Une pluralité qui s’énonce jusque dans le titre de l’exposition « Hyperréalismes » et dans la privation de son article défini. Restent alors une possible unité géographique et historique (USA, 1965-1975) et une mosaïque d’artistes mal ou peu liés entre eux (Richard Artschwager, Chuck Close, Don Eddy, Malcolm Morley, Richard Estes, Ben Schonzeit pour les plus célèbres) principalement et circonstanciellement réunis autour de la rencontre de la photographie et de la peinture, sur fond de représentation archétypique de la vie urbaine américaine. Tous ou presque peignent dans un style photographique et d’après photographie, avec force précisions, réalisme et distanciation, au point parfois de conférer une curieuse irréalité à ces transcriptions.
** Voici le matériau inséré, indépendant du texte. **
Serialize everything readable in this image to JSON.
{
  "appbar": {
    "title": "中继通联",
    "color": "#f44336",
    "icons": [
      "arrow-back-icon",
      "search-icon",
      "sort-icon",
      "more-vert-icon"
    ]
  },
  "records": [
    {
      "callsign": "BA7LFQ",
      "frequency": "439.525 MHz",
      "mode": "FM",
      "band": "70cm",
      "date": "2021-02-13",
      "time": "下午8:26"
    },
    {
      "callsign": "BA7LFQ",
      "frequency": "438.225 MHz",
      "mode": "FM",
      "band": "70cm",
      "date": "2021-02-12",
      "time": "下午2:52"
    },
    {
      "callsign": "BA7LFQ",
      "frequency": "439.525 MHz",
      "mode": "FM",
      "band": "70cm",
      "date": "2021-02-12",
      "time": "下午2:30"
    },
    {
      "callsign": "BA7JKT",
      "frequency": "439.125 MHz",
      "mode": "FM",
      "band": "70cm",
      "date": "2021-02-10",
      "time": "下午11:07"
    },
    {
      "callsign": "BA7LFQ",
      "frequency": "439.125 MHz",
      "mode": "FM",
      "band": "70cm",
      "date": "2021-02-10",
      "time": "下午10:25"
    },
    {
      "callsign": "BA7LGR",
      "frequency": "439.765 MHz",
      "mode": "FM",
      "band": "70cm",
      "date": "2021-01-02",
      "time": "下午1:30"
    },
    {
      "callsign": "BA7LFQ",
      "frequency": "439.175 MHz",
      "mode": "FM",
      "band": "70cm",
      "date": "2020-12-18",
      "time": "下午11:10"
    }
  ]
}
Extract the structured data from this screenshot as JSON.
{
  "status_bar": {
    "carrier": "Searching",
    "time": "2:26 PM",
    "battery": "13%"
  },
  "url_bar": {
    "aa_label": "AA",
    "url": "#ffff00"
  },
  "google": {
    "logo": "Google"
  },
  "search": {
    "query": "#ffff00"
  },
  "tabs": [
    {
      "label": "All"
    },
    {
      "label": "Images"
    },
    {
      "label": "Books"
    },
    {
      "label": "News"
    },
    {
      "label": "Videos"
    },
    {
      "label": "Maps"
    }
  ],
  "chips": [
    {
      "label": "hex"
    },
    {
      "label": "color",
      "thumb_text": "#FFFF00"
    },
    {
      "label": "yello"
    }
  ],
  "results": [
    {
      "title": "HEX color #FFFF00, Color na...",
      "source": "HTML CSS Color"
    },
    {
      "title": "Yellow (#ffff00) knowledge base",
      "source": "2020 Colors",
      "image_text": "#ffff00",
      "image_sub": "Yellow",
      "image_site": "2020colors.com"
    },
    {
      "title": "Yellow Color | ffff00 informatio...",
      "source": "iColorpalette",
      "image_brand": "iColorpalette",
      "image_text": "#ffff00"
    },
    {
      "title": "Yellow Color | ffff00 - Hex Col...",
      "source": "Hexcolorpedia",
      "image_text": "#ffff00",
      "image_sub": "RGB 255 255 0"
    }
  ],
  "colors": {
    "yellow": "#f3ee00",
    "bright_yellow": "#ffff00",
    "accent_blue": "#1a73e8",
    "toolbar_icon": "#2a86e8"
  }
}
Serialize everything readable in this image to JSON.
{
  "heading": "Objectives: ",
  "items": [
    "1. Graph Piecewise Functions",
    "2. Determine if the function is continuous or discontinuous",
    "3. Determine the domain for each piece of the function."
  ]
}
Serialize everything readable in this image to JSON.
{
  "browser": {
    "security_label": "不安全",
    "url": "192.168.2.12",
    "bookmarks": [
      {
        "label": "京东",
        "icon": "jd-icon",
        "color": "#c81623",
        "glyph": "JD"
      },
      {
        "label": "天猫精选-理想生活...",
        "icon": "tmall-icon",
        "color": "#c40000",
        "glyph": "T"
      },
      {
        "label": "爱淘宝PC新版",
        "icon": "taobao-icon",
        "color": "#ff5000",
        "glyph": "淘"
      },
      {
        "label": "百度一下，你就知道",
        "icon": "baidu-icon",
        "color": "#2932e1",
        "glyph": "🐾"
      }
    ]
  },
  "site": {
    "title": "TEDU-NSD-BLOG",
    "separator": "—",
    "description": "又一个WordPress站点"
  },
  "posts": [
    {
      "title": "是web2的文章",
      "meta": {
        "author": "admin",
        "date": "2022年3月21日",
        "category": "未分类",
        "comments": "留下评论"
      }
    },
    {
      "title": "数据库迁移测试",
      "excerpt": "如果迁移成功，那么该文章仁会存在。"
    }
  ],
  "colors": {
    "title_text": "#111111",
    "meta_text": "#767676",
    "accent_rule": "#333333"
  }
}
Tous ou presque transcrivent la photographie au moyen de procédés mécaniques. Aucun ou presque ne vise à représenter le réel et à y intégrer l’œil subjectif de l’artiste. Car c’est bien de représentation d’image qu’il s’agit et de la supposée objectivité photographique : voitures, enseignes, échoppes autant d’archétypes de la culture américaine moyenne, autant de clichés photographiés, puis peints, aplatis, jusqu’à l’abstraction par le principe distancié de la transcription. Les images/peintures d’images/photographies (elles-mêmes souvent images archétypiques) ainsi obtenues, multiplient questionnements et radicalités. Un « écrasement » de la réalité et de son image que Lebensztejn qualifie de « double fond référentiel » de l’hyperréalisme, produisant avant tout des « signes dont les objets sont des signes ». À y regarder de plus près, les choses ne sont donc pas si simples et les contours à peine homogènes. Et c’est ce que l’exposition démontre sans mal, qui rassemble sous une même inflexion un Richard Estes, assumant apparemment un antimodernisme inscrit dans la tradition réaliste américaine et un Malcolm Morley dont les références et pratiques s’inscrivent davantage dans une stratégie moderniste critique. Suspectés de mauvais goût rétrograde et anachronique, coupables de succès populaire, soupçonnés de diffuser une imagerie flatteuse par trop confortable, les acteurs du photoréalisme ou hyperréalisme promènent aujourd’hui encore un parfum de traditionalisme, de facilité et d’ambivalence tel que ni les conservateurs, ni les modernistes ne s’y reconnaîtront véritablement.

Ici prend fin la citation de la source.